Re: Re:
Benotti69 said:
kwikki said:
I meant in terms of Brits in cycling. Until the turn of the Century there really were just a small handful.
I think probably a lot of the home based pros in UK were of a similar bent to that of their EU competitors in the use of performance enhancement.
I have no evidence either way about UK domestic cycling way back when (although I'm pretty sure it's dirty as hell now). You may well be correct. The point I was making was really about the comparatively late popularisation of cycling in the UK, with a low participation in the pro end of the sport....and I do think that cycling was a particularly dirty sport before all the other sports caught up.
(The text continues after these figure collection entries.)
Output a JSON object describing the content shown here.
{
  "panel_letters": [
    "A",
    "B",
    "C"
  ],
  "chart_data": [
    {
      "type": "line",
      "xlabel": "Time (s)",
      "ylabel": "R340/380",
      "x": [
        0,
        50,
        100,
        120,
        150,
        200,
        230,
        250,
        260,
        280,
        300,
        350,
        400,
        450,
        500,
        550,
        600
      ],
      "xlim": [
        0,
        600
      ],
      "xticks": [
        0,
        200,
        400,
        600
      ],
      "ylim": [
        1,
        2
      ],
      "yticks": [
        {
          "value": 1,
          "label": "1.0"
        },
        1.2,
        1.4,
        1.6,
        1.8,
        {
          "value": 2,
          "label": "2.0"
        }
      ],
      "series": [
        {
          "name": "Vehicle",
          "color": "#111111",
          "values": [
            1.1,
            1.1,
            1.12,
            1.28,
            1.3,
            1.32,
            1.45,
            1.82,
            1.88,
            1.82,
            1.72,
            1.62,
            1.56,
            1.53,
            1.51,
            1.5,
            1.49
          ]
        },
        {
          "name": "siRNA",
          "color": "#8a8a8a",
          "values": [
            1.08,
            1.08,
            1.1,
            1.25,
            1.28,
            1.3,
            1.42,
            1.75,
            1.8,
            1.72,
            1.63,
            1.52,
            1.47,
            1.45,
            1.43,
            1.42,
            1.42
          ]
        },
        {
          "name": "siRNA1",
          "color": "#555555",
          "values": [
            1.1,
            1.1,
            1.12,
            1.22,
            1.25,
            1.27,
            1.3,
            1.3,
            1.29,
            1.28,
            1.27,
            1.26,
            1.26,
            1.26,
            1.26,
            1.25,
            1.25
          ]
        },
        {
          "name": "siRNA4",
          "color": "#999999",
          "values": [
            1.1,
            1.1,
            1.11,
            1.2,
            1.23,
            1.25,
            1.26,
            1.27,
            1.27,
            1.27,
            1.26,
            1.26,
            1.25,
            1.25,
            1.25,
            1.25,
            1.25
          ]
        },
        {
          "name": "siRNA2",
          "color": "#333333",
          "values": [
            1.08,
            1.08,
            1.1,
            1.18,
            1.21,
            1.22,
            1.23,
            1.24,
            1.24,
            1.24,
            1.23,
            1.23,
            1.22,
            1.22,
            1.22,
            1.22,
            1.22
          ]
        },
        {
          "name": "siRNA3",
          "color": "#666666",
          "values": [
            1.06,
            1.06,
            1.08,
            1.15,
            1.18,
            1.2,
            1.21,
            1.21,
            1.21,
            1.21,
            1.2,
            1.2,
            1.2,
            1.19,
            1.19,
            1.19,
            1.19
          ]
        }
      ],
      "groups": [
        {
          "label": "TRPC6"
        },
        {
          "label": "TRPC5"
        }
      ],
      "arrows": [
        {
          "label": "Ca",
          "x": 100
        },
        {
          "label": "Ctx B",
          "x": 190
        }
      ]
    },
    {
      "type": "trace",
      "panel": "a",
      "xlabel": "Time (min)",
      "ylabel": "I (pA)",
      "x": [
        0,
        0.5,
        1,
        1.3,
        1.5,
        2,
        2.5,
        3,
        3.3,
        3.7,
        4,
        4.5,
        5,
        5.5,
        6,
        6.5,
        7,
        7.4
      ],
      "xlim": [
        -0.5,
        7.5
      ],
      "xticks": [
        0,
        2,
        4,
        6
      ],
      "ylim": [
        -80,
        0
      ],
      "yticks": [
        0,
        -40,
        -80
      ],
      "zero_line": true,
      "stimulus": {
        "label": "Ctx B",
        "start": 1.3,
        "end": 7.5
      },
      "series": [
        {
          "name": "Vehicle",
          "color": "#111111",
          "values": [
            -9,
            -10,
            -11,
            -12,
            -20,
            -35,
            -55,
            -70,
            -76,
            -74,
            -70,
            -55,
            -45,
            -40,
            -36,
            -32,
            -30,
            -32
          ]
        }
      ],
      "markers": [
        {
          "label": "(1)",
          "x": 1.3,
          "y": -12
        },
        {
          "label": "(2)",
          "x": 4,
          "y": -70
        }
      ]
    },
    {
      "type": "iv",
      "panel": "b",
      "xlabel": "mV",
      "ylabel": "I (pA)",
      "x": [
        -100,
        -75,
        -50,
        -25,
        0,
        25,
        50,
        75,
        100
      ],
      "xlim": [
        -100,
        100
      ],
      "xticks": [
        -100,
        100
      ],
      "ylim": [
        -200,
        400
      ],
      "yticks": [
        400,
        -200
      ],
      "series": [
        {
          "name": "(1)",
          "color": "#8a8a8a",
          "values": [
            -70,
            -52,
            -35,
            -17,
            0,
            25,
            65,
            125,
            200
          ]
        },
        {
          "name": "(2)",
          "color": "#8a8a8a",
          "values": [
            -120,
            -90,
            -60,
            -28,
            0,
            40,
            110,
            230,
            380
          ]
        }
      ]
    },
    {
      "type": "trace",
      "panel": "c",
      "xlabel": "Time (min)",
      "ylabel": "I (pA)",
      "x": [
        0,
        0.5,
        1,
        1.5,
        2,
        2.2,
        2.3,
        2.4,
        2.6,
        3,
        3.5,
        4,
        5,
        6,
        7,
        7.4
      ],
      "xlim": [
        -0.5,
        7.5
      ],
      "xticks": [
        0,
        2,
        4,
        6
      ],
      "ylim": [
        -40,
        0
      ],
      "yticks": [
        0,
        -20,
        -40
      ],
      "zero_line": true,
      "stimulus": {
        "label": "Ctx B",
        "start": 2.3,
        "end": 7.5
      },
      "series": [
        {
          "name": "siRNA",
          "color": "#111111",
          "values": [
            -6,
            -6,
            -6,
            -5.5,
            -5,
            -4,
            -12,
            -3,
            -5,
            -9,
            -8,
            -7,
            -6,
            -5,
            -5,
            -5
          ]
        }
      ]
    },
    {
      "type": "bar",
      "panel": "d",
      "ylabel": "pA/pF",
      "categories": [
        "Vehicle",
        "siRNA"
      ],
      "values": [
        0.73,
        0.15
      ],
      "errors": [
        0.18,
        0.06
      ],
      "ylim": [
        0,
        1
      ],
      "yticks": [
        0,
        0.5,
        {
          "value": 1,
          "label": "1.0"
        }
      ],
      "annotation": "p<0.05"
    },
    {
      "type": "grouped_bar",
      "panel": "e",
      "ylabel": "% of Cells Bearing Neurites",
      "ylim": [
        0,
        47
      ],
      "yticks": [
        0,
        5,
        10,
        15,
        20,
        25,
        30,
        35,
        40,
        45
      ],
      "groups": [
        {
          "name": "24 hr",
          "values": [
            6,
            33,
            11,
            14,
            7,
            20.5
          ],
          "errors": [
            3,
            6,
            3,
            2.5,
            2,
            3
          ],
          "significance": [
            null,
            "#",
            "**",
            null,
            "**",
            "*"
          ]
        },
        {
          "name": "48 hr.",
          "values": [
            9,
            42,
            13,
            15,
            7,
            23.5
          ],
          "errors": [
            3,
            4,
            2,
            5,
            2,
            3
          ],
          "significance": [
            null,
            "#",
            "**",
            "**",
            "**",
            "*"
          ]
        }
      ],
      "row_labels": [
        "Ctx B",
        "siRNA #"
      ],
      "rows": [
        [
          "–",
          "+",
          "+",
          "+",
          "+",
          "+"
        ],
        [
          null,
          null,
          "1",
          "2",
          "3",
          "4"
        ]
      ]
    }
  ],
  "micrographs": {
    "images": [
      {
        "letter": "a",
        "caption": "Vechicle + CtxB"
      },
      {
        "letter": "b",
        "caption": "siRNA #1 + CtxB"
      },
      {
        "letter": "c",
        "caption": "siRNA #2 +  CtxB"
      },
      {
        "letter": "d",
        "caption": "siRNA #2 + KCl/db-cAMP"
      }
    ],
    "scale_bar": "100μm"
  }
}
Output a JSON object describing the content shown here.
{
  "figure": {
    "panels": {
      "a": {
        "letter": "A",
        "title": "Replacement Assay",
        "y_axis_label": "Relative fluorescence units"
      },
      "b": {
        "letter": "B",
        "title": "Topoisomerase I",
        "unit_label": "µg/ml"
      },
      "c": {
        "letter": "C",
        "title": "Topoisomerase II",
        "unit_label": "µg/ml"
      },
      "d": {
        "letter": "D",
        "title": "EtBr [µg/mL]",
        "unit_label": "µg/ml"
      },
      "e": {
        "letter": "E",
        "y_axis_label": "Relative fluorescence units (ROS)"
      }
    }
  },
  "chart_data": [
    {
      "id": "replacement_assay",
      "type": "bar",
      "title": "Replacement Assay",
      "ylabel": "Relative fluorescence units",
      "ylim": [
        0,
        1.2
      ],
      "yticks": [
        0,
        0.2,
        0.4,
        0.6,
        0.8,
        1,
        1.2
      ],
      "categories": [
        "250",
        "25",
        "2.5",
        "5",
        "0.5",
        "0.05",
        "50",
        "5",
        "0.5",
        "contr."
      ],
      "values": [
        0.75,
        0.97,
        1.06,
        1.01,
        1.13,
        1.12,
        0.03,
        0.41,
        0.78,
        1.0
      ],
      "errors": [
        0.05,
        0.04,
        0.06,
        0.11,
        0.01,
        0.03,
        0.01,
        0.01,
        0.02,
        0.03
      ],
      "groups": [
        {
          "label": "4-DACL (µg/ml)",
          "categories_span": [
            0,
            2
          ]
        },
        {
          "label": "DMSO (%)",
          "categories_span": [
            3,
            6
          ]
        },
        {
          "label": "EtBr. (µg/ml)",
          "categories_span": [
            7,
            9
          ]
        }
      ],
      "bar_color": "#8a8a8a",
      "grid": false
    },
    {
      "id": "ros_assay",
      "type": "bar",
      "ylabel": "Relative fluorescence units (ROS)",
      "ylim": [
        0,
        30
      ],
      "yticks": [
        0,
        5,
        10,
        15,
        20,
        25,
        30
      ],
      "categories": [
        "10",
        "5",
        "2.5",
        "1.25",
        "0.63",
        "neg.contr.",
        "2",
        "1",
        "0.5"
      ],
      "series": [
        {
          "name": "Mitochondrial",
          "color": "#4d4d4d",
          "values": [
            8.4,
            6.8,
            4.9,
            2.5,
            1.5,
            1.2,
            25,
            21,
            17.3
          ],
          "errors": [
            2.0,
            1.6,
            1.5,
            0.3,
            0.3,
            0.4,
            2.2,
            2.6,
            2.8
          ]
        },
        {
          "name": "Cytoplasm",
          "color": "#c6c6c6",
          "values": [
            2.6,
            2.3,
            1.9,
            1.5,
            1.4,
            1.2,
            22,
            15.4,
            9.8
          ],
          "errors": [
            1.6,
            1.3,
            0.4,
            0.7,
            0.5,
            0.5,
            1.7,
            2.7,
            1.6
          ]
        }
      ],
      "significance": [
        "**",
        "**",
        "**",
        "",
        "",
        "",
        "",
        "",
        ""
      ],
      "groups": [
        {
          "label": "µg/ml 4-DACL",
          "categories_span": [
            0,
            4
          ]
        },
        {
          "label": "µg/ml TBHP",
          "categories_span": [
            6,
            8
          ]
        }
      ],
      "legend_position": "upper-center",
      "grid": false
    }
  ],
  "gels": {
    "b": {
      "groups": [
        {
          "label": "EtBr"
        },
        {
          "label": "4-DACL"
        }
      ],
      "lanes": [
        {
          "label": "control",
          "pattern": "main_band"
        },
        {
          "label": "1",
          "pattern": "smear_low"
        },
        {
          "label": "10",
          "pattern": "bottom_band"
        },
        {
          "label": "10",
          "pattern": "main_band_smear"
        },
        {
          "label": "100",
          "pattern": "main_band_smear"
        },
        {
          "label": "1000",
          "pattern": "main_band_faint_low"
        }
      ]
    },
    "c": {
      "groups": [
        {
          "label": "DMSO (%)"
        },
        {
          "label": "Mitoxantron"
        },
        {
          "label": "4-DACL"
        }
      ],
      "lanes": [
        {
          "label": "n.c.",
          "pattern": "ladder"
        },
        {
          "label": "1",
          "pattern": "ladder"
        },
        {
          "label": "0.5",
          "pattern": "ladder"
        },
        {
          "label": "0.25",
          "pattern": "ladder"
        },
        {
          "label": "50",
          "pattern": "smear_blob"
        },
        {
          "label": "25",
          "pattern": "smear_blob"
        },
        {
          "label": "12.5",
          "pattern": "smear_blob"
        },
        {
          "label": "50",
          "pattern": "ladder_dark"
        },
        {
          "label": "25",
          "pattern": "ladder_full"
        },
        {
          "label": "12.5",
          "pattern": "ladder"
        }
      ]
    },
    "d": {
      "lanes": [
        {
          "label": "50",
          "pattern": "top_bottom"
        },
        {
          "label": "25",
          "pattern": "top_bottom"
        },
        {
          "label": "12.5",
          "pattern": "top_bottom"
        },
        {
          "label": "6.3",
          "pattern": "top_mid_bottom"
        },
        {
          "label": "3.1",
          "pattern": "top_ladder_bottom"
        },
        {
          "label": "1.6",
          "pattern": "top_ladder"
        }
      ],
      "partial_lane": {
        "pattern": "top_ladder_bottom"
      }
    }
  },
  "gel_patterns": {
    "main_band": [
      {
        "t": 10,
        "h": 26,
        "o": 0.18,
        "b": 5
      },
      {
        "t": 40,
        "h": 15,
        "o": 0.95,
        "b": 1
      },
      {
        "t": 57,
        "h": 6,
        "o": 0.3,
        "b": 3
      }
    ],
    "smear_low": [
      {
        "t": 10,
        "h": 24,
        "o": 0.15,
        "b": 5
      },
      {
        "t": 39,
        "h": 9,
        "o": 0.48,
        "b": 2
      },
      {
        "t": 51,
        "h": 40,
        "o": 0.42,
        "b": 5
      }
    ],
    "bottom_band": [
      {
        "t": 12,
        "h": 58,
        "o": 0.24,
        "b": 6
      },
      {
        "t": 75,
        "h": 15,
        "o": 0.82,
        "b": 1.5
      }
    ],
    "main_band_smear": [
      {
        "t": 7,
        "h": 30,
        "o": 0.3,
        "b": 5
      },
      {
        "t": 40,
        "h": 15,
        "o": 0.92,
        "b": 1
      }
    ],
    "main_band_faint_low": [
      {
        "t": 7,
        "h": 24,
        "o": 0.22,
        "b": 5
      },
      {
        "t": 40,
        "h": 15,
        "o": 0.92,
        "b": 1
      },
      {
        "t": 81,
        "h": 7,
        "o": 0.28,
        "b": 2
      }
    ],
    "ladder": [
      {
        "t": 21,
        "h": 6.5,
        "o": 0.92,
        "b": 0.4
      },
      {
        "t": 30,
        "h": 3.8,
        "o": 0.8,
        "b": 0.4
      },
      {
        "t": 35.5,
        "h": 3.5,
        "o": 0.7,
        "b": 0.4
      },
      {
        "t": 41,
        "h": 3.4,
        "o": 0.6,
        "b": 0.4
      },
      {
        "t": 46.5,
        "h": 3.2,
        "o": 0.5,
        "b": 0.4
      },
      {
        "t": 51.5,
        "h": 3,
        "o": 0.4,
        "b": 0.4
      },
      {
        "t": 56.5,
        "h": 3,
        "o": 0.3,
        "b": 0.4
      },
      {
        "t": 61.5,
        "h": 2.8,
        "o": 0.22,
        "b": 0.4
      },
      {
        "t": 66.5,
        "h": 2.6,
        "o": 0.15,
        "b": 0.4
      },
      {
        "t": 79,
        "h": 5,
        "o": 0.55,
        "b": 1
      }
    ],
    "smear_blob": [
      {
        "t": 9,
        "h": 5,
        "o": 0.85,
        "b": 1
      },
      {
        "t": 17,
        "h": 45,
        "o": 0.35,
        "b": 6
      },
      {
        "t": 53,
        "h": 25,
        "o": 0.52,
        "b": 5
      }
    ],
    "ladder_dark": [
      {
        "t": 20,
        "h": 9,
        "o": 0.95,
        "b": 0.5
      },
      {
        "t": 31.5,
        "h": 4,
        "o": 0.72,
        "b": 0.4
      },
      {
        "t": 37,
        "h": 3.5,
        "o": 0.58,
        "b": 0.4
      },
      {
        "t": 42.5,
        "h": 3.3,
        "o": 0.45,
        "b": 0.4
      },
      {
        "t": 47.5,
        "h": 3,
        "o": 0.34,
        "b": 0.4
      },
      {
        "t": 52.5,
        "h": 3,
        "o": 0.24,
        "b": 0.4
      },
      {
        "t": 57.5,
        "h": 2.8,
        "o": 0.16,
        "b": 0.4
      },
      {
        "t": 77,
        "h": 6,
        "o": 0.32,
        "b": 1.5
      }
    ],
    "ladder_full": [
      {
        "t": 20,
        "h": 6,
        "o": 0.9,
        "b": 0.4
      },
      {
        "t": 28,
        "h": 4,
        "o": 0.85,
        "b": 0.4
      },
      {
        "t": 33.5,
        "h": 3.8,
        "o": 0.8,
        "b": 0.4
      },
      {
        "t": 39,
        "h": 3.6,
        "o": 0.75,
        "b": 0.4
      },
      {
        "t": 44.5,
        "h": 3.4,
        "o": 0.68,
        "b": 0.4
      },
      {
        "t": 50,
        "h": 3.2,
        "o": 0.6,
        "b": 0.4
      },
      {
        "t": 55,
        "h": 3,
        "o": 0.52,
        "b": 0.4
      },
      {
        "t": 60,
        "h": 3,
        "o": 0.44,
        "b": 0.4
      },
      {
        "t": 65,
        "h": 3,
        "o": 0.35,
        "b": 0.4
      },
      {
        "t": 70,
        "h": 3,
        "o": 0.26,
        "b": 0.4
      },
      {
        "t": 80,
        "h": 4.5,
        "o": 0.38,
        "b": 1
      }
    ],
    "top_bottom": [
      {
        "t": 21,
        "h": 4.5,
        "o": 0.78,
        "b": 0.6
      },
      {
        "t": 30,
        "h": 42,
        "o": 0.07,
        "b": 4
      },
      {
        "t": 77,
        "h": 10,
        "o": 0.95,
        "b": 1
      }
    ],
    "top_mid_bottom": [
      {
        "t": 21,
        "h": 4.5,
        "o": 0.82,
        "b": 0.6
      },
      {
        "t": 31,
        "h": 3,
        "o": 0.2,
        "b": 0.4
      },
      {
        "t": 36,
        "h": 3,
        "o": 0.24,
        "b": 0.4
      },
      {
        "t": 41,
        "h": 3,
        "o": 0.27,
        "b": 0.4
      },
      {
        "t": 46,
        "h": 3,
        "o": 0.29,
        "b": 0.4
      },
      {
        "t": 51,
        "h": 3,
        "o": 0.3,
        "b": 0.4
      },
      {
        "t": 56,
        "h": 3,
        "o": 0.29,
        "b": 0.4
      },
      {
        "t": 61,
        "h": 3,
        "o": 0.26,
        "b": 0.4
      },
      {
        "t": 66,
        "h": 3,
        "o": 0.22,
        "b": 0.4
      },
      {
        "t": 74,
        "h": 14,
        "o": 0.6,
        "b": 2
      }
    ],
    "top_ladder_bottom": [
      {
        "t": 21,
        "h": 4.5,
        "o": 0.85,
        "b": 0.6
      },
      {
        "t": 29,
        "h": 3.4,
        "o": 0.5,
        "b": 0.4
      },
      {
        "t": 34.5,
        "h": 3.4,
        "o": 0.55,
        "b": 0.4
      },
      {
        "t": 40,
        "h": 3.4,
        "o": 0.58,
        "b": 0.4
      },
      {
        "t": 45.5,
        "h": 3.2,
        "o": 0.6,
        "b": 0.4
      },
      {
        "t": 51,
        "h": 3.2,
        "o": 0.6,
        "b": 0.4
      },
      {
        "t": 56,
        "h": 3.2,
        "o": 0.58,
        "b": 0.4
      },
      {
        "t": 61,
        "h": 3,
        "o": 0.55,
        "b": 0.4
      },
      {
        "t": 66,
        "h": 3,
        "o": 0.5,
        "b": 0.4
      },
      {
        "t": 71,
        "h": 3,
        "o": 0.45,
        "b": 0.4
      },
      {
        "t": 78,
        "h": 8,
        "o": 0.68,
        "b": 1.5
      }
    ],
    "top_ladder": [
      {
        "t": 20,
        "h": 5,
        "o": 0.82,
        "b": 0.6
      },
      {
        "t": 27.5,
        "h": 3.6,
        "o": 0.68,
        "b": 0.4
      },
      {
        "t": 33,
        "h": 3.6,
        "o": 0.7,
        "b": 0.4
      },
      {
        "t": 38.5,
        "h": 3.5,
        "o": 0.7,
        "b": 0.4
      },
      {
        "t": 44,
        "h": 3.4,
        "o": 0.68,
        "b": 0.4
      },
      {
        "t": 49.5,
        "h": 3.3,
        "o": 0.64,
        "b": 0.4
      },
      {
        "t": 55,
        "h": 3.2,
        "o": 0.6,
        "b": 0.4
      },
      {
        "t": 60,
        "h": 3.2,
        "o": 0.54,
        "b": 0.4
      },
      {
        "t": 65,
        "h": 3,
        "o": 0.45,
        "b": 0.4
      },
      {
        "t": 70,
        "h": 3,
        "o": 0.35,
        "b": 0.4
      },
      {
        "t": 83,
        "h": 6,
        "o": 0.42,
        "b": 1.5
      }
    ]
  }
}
I do have some data on continental european cycling however. Tests conducted on Belgian cyclists in 1965 showed that 37 per cent of professionals and 23 per cent of amateurs were using amphetamines, while reports from Italy showed that 46 per cent of professional cyclists tested positive for doping (Donohoe & Johnson, 1986). In 1967 Jacques Anquetil, a five-time winner of the Tour de France, stated: For 50 years bike racers have been taking stimulants. Obviously we can do without them in a race, but then we will pedal 15 miles an hour [instead of 25]. Since we are constantly asked to go faster and to make even greater efforts, we are obliged to take stimulants (qf. Gilbert, 1969b: 32).
I guess the point I'm making is that you can't blame any given nation for the onset of doping. Sky didn't invent it, Armstrong didn't invent it, nor did Festina.
It started when sport started. The ancients used all sorts of stimulants. Anabolics date back to the early 20th century. It is nothing new.
I think Sky can be pretty irritating with some of their pronouncements, but it is no less patronising than Contador's steak story. And if comparisons are to be made with USPS (and I can see why they are) then we have to accept the good and the bad and acknowledge that at least they aren't as far as we know suing people left right and centre, calling people prostitutes and drunks, and trying to crush naysayers businesses. Small mercies, eh.